“They have Easter egg hunts in Philadelphia , and if the kids don’t find the
eggs, they get booed.”
-
Bob Uecker
I can only remember
going on one Easter egg hunt, and I was in college at the time. The egg hunt was
the day before Easter, and since the weather was rainy and many students went
home for the weekend, I don’t think anyone showed up. I did not live on campus.
Since I worked my way through college, I drove the 12 winding, hilly miles of country roads to
school each day and then drove back down the same roads to go to work after my last class of the day.
Anyway, when Monday
came around, the weather was still cloudy, damp and cool. I parked
by the practice football field, which was very near the fine arts building. I
noticed that there was a colored egg in the grass just a couple of feet from the paved parking
spots. Looking more closely, I found another. When I shared this information
with a classmate, we decided that we would examine this phenomenon further during an open
slot at noon.
At noon, we began
searching the practice football field and learned that apparently no one had
attended the Easter egg hunt that weekend. Eggs were everywhere, including all
of the plastic eggs that were redeemable for prizes. We left the dyed eggs on
the field, focusing instead on the prize eggs. Not to appear overly greedy, we
limited ourselves to four prize eggs each, and left the remaining winners in a
neat little heap at the 50 yard line.
Ah, the spoils of
victory! At the student union, we redeemed our winning eggs for Wham-O
Frisbees, college ball caps, and student union gift certificates. That was a
half hour well spent!
When I was a kid,
Easter meant my dad boiling a mixture of water and vinegar, then pouring that
into small plastic cups that remind me of modern deli containers. Since
plastic cups like these were uncommon back in the 1960s, I’m not sure where
they came from. A few drops of food coloring went into each container, and the
egg dyeing began. A spoon was used to lower the egg into the color (no fancy
wire egg holders for us), and the colored egg, dye still wet, was placed on a
towel to dry. The towel used was an old, raggedy one specifically designated
for this function. The towel had years of blended egg dye stains, and must have
been stored with the plastic cups. The dry eggs were put in a large, clear glass
mixing bowl and displayed on the kitchen table.
These eggs sat out
on the table until they were all eaten. The dark blue ones that had been left
in the dye too long were eaten first, since they were the least attractive eggs. The last to be consumed were the fancy
double-dipped eggs. These were dyed by hand, with one half held submerged in
one of the cups until the desired tint was achieved. Once dry, the
opposite end would be dunked in a separate color. Sometimes a white band would
be left undyed to create the coveted tri-color egg! In my young mind, they were almost too beautiful to be eaten. Almost.

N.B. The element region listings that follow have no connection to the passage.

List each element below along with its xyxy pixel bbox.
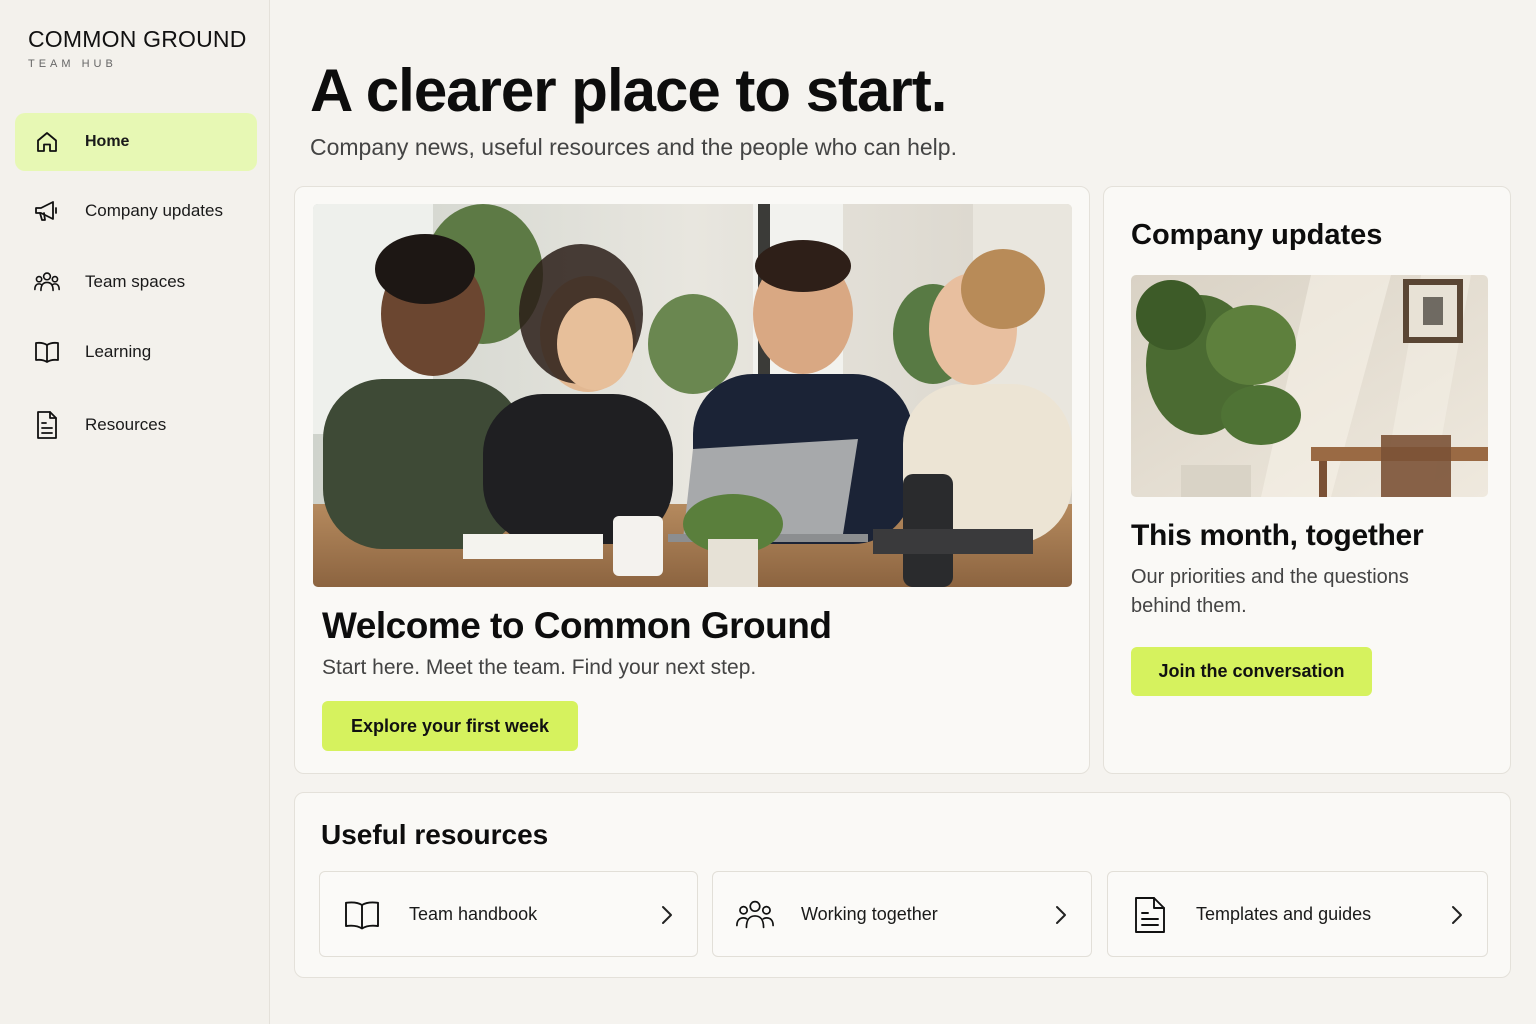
sidebar-item-label: Resources: [85, 415, 167, 434]
updates-headline: This month, together: [1131, 519, 1424, 552]
document-icon: [33, 411, 61, 439]
sidebar-item-label: Company updates: [85, 201, 223, 220]
welcome-title: Welcome to Common Ground: [322, 605, 832, 646]
sidebar-item-learning[interactable]: Learning: [15, 323, 257, 381]
sidebar-item-home[interactable]: Home: [15, 113, 257, 171]
sidebar-item-resources[interactable]: Resources: [15, 396, 257, 454]
resource-label: Team handbook: [409, 903, 538, 924]
book-icon: [342, 896, 382, 934]
team-meeting-photo: [313, 204, 1072, 587]
resource-label: Working together: [801, 903, 938, 924]
sidebar-item-label: Learning: [85, 342, 152, 361]
chevron-right-icon: [1449, 903, 1465, 927]
brand-name: COMMON GROUND: [28, 26, 247, 52]
explore-first-week-button[interactable]: Explore your first week: [322, 701, 578, 751]
page-subtitle: Company news, useful resources and the p…: [310, 134, 957, 160]
useful-resources-title: Useful resources: [321, 819, 549, 850]
chevron-right-icon: [659, 903, 675, 927]
company-updates-title: Company updates: [1131, 219, 1383, 251]
resource-item-templates-and-guides[interactable]: Templates and guides: [1107, 871, 1488, 957]
sidebar-item-company-updates[interactable]: Company updates: [15, 182, 257, 240]
resource-label: Templates and guides: [1196, 903, 1372, 924]
join-conversation-button[interactable]: Join the conversation: [1131, 647, 1372, 696]
megaphone-icon: [33, 197, 61, 225]
sidebar-item-team-spaces[interactable]: Team spaces: [15, 253, 257, 311]
brand-subtitle: TEAM HUB: [28, 58, 117, 70]
home-icon: [33, 128, 61, 156]
company-updates-card: Company updates This month, together Our…: [1103, 186, 1511, 774]
people-icon: [735, 896, 775, 934]
resource-item-working-together[interactable]: Working together: [712, 871, 1092, 957]
sidebar: COMMON GROUND TEAM HUB Home Company upda…: [0, 0, 270, 1024]
people-icon: [33, 268, 61, 296]
welcome-subtitle: Start here. Meet the team. Find your nex…: [322, 656, 757, 679]
welcome-card: Welcome to Common Ground Start here. Mee…: [294, 186, 1090, 774]
updates-description: Our priorities and the questions behind …: [1131, 566, 1409, 617]
useful-resources-card: Useful resources Team handbook Working t…: [294, 792, 1511, 978]
chevron-right-icon: [1053, 903, 1069, 927]
document-icon: [1130, 896, 1170, 934]
sidebar-item-label: Team spaces: [85, 272, 186, 291]
page-title: A clearer place to start.: [310, 57, 947, 124]
sidebar-item-label: Home: [85, 133, 130, 150]
book-icon: [33, 338, 61, 366]
resource-item-team-handbook[interactable]: Team handbook: [319, 871, 698, 957]
office-plant-photo: [1131, 275, 1488, 497]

Blending dyes created colors Dr. Frankenstein would be proud of. I ended up with purplish bruise- colored eggs, some that were tinted mud brown, and one memorable egg that was a pitiful blackish-gray color. There were a few successes though, including a nice orange shade and a pleasant pinkish color one time. Those pleasant tones were the outliers. As a whole, my dye blends were an eyesore.
How we survived
certain death from consuming non-refrigerated boiled eggs is beyond me. It must be the
same way we managed to avoid the grim reaper as we played in the dirt and rode
bicycles without helmets. I do know that all of those eggs were eaten every
year, either as a snack with a little salt, or sliced on the hard boiled egg
slicer and eaten as a sandwich with some mustard on top. No one ever became ill from eating them.
Maybe
we were just lucky. Nowadays, TV news reports tell you to get those in the
fridge immediately after dyeing them, and eat them within two days. This year, I saw a news report warning that the only way to be sure you and your loved ones would safe was to use plastic eggs. I don’t know… they seem
like they would be hard to chew up and would cause a lot of damage as they
worked through your digestive system. Plus, I’m sure they don’t taste as good
as real eggs.
My wife and I make deviled eggs every Easter, though it seems a little sacrilegious. We just
like deviled eggs, and Easter is egg time after all.
I have heard that
one of the benefits of getting older is that you can hide your own Easter eggs.
No matter if you hide your own this year, or watch your kids, grandkids or
maybe perfect strangers seek hidden eggs, please don't boo them like the folks in the City of Brotherly Love do.
I hope your Easter is truly egg-cellent!